AUSTIN — As the Senate Finance Committee considered the budget for the Department of Public Safety (DPS) on Monday, members wanted to know why their constituents have to spend hours in line to get a driver’s license. The driver’s license program has been an ongoing headache for DPS, and efforts to streamline the process haven’t worked so far. Wait times, whether in line at an office or on-hold on the phone, have increased and many offices are serving small populations while others are inundated with demand.
All but eight states issue licenses through a department of motor vehicles. Texas didn’t have such an agency until 2009, when legislation carved motor vehicle registration and other services out of the Department of Transportation and created the DMV. DPS is still issuing licenses however, 3.5 million in fiscal year 2017, in addition to 600,000 state IDs. It operates 235 offices across the state, ranging from 166 offices staffed by ten or fewer employees to 9 mega-centers in major cities that process more than 2000 transactions every day. Whether a citizen goes to a single-person office or a mega-center, they aren’t receiving good customer service, according to an interim review by the Sunset Advisory Commission.
Sunset staff found that wait times at offices continue to increase. At one office, the Houston-Gessner mega-center, average wait times have gone up from 33 minutes in 2009 to 77 minutes in 2017. The problem could be even worse because the agencies don’t have data for people who give up before they ever get into the building due to long lines.
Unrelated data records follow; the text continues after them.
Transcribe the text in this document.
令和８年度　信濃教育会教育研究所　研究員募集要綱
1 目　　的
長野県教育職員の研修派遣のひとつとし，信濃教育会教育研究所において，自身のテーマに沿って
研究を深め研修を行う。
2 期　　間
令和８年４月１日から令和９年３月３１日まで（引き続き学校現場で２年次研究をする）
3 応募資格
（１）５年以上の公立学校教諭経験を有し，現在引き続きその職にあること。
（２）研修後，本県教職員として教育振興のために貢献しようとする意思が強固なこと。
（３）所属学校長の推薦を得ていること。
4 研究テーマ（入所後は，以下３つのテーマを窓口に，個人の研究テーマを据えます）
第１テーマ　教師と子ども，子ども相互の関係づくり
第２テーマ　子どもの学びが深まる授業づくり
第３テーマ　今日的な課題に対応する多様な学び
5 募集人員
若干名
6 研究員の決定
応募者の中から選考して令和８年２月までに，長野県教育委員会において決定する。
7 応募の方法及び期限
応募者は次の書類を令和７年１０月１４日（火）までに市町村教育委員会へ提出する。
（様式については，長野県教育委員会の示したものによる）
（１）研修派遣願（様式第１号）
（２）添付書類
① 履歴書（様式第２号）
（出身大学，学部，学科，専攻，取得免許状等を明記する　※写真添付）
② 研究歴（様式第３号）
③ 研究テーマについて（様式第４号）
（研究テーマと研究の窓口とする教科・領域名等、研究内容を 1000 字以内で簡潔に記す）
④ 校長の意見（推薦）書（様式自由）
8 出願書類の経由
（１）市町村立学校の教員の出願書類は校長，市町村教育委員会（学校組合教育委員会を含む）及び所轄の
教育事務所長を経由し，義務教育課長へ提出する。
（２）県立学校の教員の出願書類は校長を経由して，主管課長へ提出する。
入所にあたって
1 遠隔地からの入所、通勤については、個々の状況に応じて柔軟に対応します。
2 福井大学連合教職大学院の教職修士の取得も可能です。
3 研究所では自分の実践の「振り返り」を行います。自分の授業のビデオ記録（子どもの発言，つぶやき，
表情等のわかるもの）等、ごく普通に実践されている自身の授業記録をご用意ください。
On-hold wait times are getting longer as well. The Sunset report showed that in 2009, the average hold time was thirteen and a half minutes and most callers just hung up; only 35 percent of calls were answered. The problem only got worse by 2017, adding almost a full minute to the average wait time and reducing the percentage of calls answered to 20 percent. “This is one of the few places where everyone in Texas of driver’s license age and above interacts with their state government,” said Friendswood Senator Larry Taylor at Monday’s hearing. “When it’s this dysfunctional, it doesn’t look good on the whole state.”
Austin Senator Kirk Watson, who served on the Sunset Commission over the interim, said this issue was highly frustrating for that joint panel. “Frankly, the agencies were not very good at telling us how we could fix this,” he said. “We talk about how you can’t just throw money at a problem and fix it.” Finance Chair Senator Jane Nelson agreed. “We have more than doubled the amount of money since 2012,” she said. “So it’s not just a money problem. We better figure out how…I don’t want to study this anymore.”
Sunset recommendations for the driver’s license program favored an in-depth study of what exactly it would take to successfully place the program under the DMV, and also put a hard date of a transfer, study or not, on September 1, 2021. Some members raised concerns about whether the agency could handle the program. “Here we are talking about a proposition to move a [program] that requires more FTEs (full-time equivalent employees) than the agency has currently?,” asked Lubbock Senator Charles Perry. Granbury Senator Brian Birdwell, who served as Chair of the Sunset Commission over the interim and will carry the DPS Sunset bill in the Senate, said they are working towards a solution, but ultimately the driver’s license program will be going to the DMV. “This is not a ‘study whether we should transfer this or not’,” he said. “It’s going to move. If this committee wants to move it faster, we can do that.” Chair Nelson told her members that she believes this problem will be solved this session. “I think I can safely assure you, just based on the comments this morning, we will come up with a solution to this,” she said.